Azerbaijan's defence ministry says that five of its soldiers have been killed in clashes with Armenian troops along the border separating the two countries, deepening tensions between the two former Soviet nations.
The ministry said in a statement on Tuesday that exchanges of gunfire had been reported over the last two days at numerous points along Azerbaijan's western border.
Armenia said earlier that three of its soldiers died in the clashes.
Azerbaijan and Armenia have for two decades been at odds over the disputed Nagorno-Karabakh territory, which lies within Azerbaijan, but was taken over by Armenia during a six-year war that killed about 30,000 people and displaced one million.
The incidents come as Hillary Clinton, the US secretary of state, embarked on a tour of the South Caucasus in the hope of mediating progress in territorial disputes in the region.
Azerbaijan's defence ministry said one clash took place near the village of Ashagy Askipara early on Tuesday morning, after their soldiers were attacked by Armenian commandos.
Four Azeri troops were killed in the fighting, officials said. Another soldier died in a separate incident, the ministry said.
Armenia on Monday said three of its soldiers were killed and another six were wounded in villages nearby.
Clinton decried the "senseless deaths of young soldiers and innocent civilians" as part of the Nagorno-Karabakh conflict - just hours after Monday's border clash.
"I am very concerned about the danger of escalation of tensions and the senseless deaths of young soldiers and innocent civilians," Clinton told reporters after a dinner with Armenia's president and foreign minister.
"The use of force will not resolve the Nagorno-Karabakh conflict," she said, urging the sides to refrain from violence.
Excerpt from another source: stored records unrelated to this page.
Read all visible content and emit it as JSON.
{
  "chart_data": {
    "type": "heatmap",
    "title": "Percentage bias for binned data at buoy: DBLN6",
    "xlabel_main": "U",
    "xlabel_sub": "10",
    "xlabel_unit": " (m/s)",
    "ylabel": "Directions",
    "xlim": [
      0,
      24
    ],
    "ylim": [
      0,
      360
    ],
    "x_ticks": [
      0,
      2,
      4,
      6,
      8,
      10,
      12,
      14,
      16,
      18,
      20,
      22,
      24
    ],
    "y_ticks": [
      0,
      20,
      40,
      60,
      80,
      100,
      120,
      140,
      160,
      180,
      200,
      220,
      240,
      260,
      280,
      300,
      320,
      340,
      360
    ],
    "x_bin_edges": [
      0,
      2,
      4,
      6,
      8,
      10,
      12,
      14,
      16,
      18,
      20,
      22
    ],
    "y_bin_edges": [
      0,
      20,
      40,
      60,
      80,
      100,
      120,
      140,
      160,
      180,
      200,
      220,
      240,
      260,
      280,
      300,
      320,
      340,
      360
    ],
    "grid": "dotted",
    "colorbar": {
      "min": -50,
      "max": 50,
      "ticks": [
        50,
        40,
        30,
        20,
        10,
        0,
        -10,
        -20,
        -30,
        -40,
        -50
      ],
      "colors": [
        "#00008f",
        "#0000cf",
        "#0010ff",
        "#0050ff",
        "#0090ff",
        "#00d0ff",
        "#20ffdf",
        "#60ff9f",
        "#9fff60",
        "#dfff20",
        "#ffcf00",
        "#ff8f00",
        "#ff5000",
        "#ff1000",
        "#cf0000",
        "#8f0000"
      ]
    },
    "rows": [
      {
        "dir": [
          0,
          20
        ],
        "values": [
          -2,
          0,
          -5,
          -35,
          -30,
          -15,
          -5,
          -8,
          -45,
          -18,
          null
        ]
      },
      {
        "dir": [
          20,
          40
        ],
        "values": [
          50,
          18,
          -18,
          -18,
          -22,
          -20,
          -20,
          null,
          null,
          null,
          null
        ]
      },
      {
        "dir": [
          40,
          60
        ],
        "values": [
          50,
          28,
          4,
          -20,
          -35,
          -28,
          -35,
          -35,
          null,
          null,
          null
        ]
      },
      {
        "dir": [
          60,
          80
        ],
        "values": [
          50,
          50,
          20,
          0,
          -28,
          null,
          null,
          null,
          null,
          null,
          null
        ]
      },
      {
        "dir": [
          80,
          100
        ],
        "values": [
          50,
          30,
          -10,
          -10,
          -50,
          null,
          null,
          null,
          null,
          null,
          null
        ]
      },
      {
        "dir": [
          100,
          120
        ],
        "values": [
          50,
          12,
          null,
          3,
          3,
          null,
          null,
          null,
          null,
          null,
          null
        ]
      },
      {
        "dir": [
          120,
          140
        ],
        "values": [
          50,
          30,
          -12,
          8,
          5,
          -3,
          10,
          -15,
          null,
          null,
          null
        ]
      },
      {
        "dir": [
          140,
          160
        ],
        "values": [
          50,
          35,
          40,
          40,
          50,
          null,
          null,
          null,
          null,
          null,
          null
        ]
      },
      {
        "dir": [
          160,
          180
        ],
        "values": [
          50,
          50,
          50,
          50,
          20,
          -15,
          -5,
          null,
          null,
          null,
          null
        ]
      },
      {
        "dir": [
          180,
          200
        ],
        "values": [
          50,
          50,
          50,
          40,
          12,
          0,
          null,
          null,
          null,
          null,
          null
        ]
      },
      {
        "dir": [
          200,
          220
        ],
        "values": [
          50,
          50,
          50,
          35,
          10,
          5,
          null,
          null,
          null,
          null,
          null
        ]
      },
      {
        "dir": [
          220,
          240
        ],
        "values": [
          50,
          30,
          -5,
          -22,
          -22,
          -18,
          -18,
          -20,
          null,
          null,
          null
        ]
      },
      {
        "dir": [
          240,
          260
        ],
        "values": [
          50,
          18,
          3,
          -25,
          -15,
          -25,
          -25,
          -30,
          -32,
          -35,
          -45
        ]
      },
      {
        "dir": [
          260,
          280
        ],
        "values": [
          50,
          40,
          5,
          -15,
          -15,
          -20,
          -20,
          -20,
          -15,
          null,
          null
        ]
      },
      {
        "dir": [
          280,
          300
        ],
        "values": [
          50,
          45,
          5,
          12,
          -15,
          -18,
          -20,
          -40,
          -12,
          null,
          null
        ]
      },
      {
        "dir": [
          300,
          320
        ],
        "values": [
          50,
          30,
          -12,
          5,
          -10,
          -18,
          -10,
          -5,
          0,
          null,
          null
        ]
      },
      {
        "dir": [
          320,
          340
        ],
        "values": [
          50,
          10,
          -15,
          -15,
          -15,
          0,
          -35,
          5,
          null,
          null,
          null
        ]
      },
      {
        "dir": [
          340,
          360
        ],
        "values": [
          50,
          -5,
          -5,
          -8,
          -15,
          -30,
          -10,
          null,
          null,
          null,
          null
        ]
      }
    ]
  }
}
Despite years of negotiations since a 1994 ceasefire, the two sides have not yet signed a final peace deal and there are still frequent exchanges of gunfire along the frontline.
Azerbaijan has threatened to use force to win back Karabakh if peace talks fail to yield satisfactory results, but Armenia has warned of large-scale retaliation against any military action.
Warning that Azeri-Armenian tensions could escalate into a broader conflict with terrible consequences, Clinton said the US would continue to press with France, Russia and others on mediation efforts.
Violations of the ceasefire have been frequent, and diplomatic efforts to solve the conflict have failed. The US hopes that at the least Armenia and Azerbaijan can agree to a set of basic principles that might lead to peace. These include the return of territories and uprooted people to their homes, and an eventual vote on the area's future.
On Wednesday Clinton is due to visit Baku, where officials said that finding a resolution to the Karabakh conflict would be the main topic of discussion.